Features

Arming and dangerous

"Arming and dangerous" Continued...

Issue: "Your right to vote," July 31, 2010

Obama's shifting tactics

President Obama's warm welcome to Israeli Prime Minister Benjamin Netanyahu in early July came as a surprise to those who had been following the growing rift between the two leaders in recent months. Netanyahu was shunned during his March visit to the White House during which press pictures were banned and Obama cut short his time with the leader to dine with his family. The U.S. president has been unhappy with Netanyahu's unwillingness to halt settlement building in the West Bank, a concession Obama deemed necessary to restart Israeli-Palestinian peace talks.

This time the leaders affirmed the "unshakable" bond between the United States and Israel-an about-face some attribute to pre-November campaign tactics.

During this same week, three U.S. senators met with Israeli and Palestinian leaders, and one of the three, Sen. Joseph Lieberman, I-Conn., claimed that "the relationship between the U.S. and Israel is back on track."

Joint concern over how to deal with Iran may also being pulling the two allies back to common ground as both nations realize that cooperation is essential to neutralizing Iran's agenda. "It is unacceptable for Iran to possess nuclear weapons, and we are going to do everything we can to prevent that from happening," Obama said during the Israeli television interview.

The three senators emphasized the importance of giving sanctions against Tehran a chance to sink in but acknowledged that military options should remain on the table. And if military action is deemed necessary, the regime should be dealt a solid blow, according to Sen. Lindsey Graham, R-S.C.: "I think it would be in the world's interest to make sure this regime's ability to strike back is neutered. There should not be a plane that can fly, a ship that can float, and their Revolutionary Guard should be greatly diminished."

The risks of a military strike are many: subverting a potential regime change from within, a radioactive cloud in the aftermath of an attack on nuclear facilities, and the potential for high civilian casualties. But if sanctions fail to deliver, the options will greatly diminish. And while evidence suggests that many Arab states would tacitly approve of an attack against Iran, most wouldn't have the strength or stability to resist the influence of an Iranian regime catapulted to superpower status by the acquisition of a nuclear bomb. And that is the fallout without Iran hitting the launch button.

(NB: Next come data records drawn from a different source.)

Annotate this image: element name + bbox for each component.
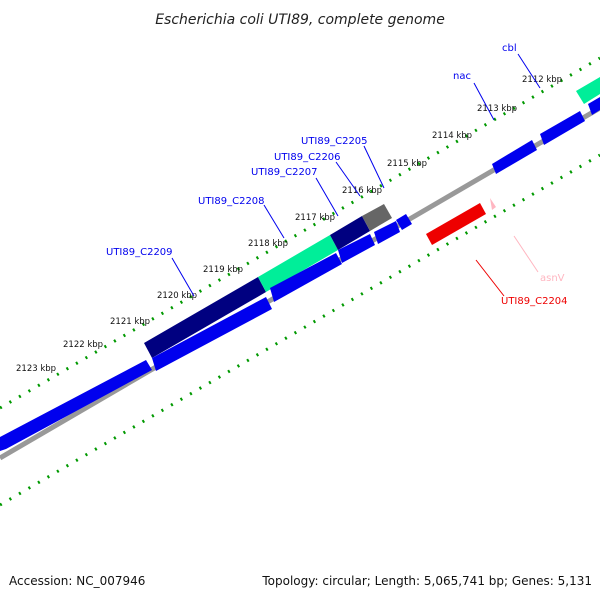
gc-segment-high [576, 77, 600, 104]
connector-line [517, 53, 541, 89]
tick-label: 2116 kbp [342, 186, 382, 196]
gene-label-c2204: UTI89_C2204 [501, 296, 568, 307]
label-connectors [171, 53, 541, 297]
genome-summary-text: Topology: circular; Length: 5,065,741 bp… [261, 574, 592, 588]
connector-line [335, 161, 361, 197]
cds-feature [374, 221, 400, 244]
tick-label: 2114 kbp [432, 131, 472, 141]
gene-label-c2207: UTI89_C2207 [251, 167, 318, 178]
gene-label-nac: nac [453, 71, 471, 82]
gc-segment-mid [362, 204, 392, 231]
tick-label: 2122 kbp [63, 340, 103, 350]
tick-label: 2118 kbp [248, 239, 288, 249]
tick-label: 2120 kbp [157, 291, 197, 301]
reverse-cds-feature [426, 203, 486, 245]
tick-label: 2112 kbp [522, 75, 562, 85]
gc-segment-low [330, 216, 370, 250]
tick-label: 2121 kbp [110, 317, 150, 327]
connector-line [363, 145, 385, 189]
gene-labels: cbl nac UTI89_C2205 UTI89_C2206 UTI89_C2… [106, 43, 568, 307]
cds-feature [492, 140, 537, 174]
connector-line [171, 257, 195, 297]
tick-label: 2113 kbp [477, 104, 517, 114]
connector-line [473, 82, 495, 121]
gc-segment-high [258, 235, 338, 292]
cds-feature [396, 214, 412, 230]
gene-label-cbl: cbl [502, 43, 517, 54]
gene-label-c2206: UTI89_C2206 [274, 152, 341, 163]
cds-feature [540, 111, 585, 145]
gc-segment-low [144, 277, 266, 358]
forward-cds-track [0, 97, 600, 451]
cds-feature [588, 97, 600, 115]
connector-line [475, 259, 505, 297]
inner-ruler-line [0, 153, 600, 507]
trna-feature [490, 198, 496, 210]
connector-line [263, 204, 285, 239]
gene-label-c2209: UTI89_C2209 [106, 247, 173, 258]
tick-label: 2123 kbp [16, 364, 56, 374]
cds-feature [338, 234, 375, 263]
cds-feature [270, 253, 342, 302]
gene-label-c2205: UTI89_C2205 [301, 136, 368, 147]
connector-line [513, 235, 539, 273]
ruler-ticks: 2112 kbp 2113 kbp 2114 kbp 2115 kbp 2116… [16, 75, 562, 374]
gene-label-asnv: asnV [540, 273, 565, 284]
connector-line [315, 177, 339, 217]
tick-label: 2119 kbp [203, 265, 243, 275]
accession-text: Accession: NC_007946 [9, 574, 145, 588]
gene-label-c2208: UTI89_C2208 [198, 196, 265, 207]
tick-label: 2115 kbp [387, 159, 427, 169]
cds-feature [0, 360, 152, 451]
map-title: Escherichia coli UTI89, complete genome [155, 12, 445, 28]
gc-content-track [144, 77, 600, 358]
cds-feature [152, 297, 272, 371]
tick-label: 2117 kbp [295, 213, 335, 223]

World leaders will undoubtedly face tough decisions in the months to come.

Conventional approach

A nine-page article in the United States Army's official magazine, Military Review, suggests a less promulgated course of action against Tehran: an attack on Iran's non-nuclear military assets.

George Washington University professor Amitai Etzioni argues that Iran has learned from prior Israeli attacks on nuclear sites to build its facilities in mountainous caves or encased in massive walls of cement. Some are built in highly populated areas and others are in secret locations.

He claims an attack on non-nuclear sites would be more effective and would result in significantly fewer civilian deaths than targeting nuclear facilities, and he proposes that civilians be warned in advance.

Etzioni suggests the secret police complex in the middle of Tehran as one possible target: "If that building can be taken out and some of the secret police can be killed-they're the kind of people who torture and rape their dissenters-I don't think many people will cry about it." Other potential targets include the headquarters of the Revolutionary Guard, naval vessels, and air defense installations.

Critics of Etzioni's proposal say such an attack is the equivalent of launching a full-scale war against Iran. Etzioni told me that the notion of having a "nice little limited war" by hitting Iran's nuclear sites and going home is "unimaginable."

Etzioni believes halting Iran's nuclear ambitions is essential: "So if we're not going to stand up to Iran, we may as well go home and forget about in any way being an international player. If Iran is going to go nuclear, I don't see what is going to keep Saudi Arabia, Egypt, Jordan, and Libya from going the same way. We are at a turning point here." He says we can still save the "nuclear abstinence club."